File 6 - Semantics Flashcards
Semantics
The study of linguistic meaning.
Lexical Semantics
A subfield of semantics that studies meanings of lexical expressions.
Compositional Semantics
A subfield of semantics that studies the meanings of phrasal expressions, and how those meanings arise given the meanings of the lexical expressions they contain and how they are syntactically combined.
Sense
A mental representation of an expressions’ meaning.
Referent
An actual entity or an individual in the world to which some expression refers.
Mental Image Definition
A conception of a word’s sense as a picture in the mind of the language user that represents its meaning.
Hyponymy
A meaning relationship between words, where the reference of some word X is included in the reference of some other word Y. X is then said to be a hyponym of Y, and conversely, Y is said to be a hypernym of X.
Sister Terms
Words that, in terms of their reference, are at the same level in the hierarchy, i.e. have exactly the same hypernyms.
Synonymy
A meaning relationship between words where their reference is exactly the same. For example, couch and sofa are synonyms.
Antonymy
A meaning relationship between words where their meanings are in some sense opposite.
Complementary Antonyms
Pair of antonyms such that everything must be described by the first word, the second word, or neither; and such that saying of something that it is not a member of the set denoted by the first word implicates that it is in the set denoted by the second word.
Gradable Antonyms
Words that are antonyms and denote opposite ends of a scale.
Reverses
Antonyms in which one word in the pair suggests movement that “undoes” the movement suggested by the other.
Converses
Antonyms in which the first word of the pair suggests a point of view opposite to that of the second word.
Proposition
The sense expressed by a sentence.

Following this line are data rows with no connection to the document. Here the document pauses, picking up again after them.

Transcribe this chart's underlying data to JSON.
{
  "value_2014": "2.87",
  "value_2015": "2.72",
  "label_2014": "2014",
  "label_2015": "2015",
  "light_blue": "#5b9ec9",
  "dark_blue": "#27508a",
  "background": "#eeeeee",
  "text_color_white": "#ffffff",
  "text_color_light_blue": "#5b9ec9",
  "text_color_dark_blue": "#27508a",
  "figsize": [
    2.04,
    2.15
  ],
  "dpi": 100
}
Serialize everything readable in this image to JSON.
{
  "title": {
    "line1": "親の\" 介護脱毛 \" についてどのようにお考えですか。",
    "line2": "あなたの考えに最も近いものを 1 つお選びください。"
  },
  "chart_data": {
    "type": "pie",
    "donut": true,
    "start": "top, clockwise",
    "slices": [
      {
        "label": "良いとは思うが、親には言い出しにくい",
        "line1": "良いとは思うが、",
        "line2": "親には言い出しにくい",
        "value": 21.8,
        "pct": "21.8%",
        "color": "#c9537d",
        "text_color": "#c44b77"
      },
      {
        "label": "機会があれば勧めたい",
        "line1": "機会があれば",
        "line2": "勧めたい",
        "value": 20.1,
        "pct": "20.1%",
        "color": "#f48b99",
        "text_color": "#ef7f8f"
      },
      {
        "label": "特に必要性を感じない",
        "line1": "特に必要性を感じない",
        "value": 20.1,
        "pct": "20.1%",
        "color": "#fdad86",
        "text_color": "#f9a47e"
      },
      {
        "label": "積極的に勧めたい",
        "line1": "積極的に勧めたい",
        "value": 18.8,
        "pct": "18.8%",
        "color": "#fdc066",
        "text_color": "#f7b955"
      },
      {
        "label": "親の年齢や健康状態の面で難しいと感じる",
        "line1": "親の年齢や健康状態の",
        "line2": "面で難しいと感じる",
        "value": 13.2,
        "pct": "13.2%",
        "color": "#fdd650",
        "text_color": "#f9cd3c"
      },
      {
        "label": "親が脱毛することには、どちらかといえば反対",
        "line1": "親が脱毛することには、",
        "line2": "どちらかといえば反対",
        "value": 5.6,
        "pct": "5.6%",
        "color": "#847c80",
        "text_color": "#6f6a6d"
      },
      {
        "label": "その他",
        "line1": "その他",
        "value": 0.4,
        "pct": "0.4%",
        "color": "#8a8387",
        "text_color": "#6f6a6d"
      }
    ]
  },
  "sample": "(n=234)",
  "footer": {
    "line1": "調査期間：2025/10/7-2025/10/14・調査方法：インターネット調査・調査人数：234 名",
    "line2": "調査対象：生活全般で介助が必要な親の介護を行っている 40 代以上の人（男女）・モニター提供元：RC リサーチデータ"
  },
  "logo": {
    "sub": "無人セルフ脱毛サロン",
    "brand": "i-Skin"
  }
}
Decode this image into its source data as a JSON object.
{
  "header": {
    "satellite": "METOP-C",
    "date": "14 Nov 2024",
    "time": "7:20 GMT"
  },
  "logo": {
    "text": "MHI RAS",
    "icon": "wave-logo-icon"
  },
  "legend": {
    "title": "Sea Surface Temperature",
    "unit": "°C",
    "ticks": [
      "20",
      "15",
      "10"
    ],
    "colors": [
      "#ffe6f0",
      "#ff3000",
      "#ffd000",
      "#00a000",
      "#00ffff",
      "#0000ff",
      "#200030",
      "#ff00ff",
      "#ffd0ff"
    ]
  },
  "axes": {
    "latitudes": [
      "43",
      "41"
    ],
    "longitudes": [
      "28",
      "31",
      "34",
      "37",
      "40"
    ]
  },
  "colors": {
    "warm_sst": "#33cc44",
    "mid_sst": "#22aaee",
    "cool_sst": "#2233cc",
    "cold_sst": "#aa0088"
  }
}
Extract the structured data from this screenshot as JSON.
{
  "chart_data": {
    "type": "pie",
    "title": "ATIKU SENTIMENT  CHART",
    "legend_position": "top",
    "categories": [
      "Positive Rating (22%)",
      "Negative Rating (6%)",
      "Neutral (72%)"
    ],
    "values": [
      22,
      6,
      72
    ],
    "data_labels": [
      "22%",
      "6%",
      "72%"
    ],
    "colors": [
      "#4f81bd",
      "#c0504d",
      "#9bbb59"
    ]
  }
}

Characteristically, propositions can be true or false.
Truth Value
Either true or false. The reference of a sentence.
Truth Conditions
The set of conditions that would have to hold in the world in order for the proposition expressed by some sentence to be true.
Entailment
A relationship between propositions where a proposition p is said to entail another proposition q just in case if p is true, q has to be true as well.
Mutual Entailment
The relationship between two propositions where they entail one another.
Incompatibility
The relationship between two propositions where it is impossible for both of them to be true simultaneously.
Principle of Compositionality
The notion that the meaning of a phrasal expression is predictable from the meanings of the expressions it contains and how they were syntactically combined.
Compositional Meaning
The meaning of a phrasal expression that is predictable from the meanings of the smaller expressions it contains and how they are syntactically combined.
Idiom
A multi-word lexical expression whose meaning is not compositional.
Pure Intersection
The relationship between the reference of an adjective and a noun it modifies such that each picks out a particular group of things, and the reference of the resulting phrase is all of the things that are in both the reference set of the adjective and the reference set of the noun.
Intersective Adjective
An adjective whose reference is determined independently from the reference of the noun that it modifies.
Relative Intersection
Type of relationship between adjective and noun reference where the reference of the adjective is determined relative to the noun reference.
Subsective Adjectives
Adjectives whose reference is included in the set of things that the noun they modify refers to.
Non-Intersection Adjective
An adjective whose reference is a subset of the set that the noun it modifies refers to, but that does not, in and of itself, refer to any particular set of things.
Anti-Intersection Adjective
An adjective whose referents are not in the set referred to by the noun that it modifies.
Prototype
For any given set, a member that exhibits the typical qualities of the member of that set.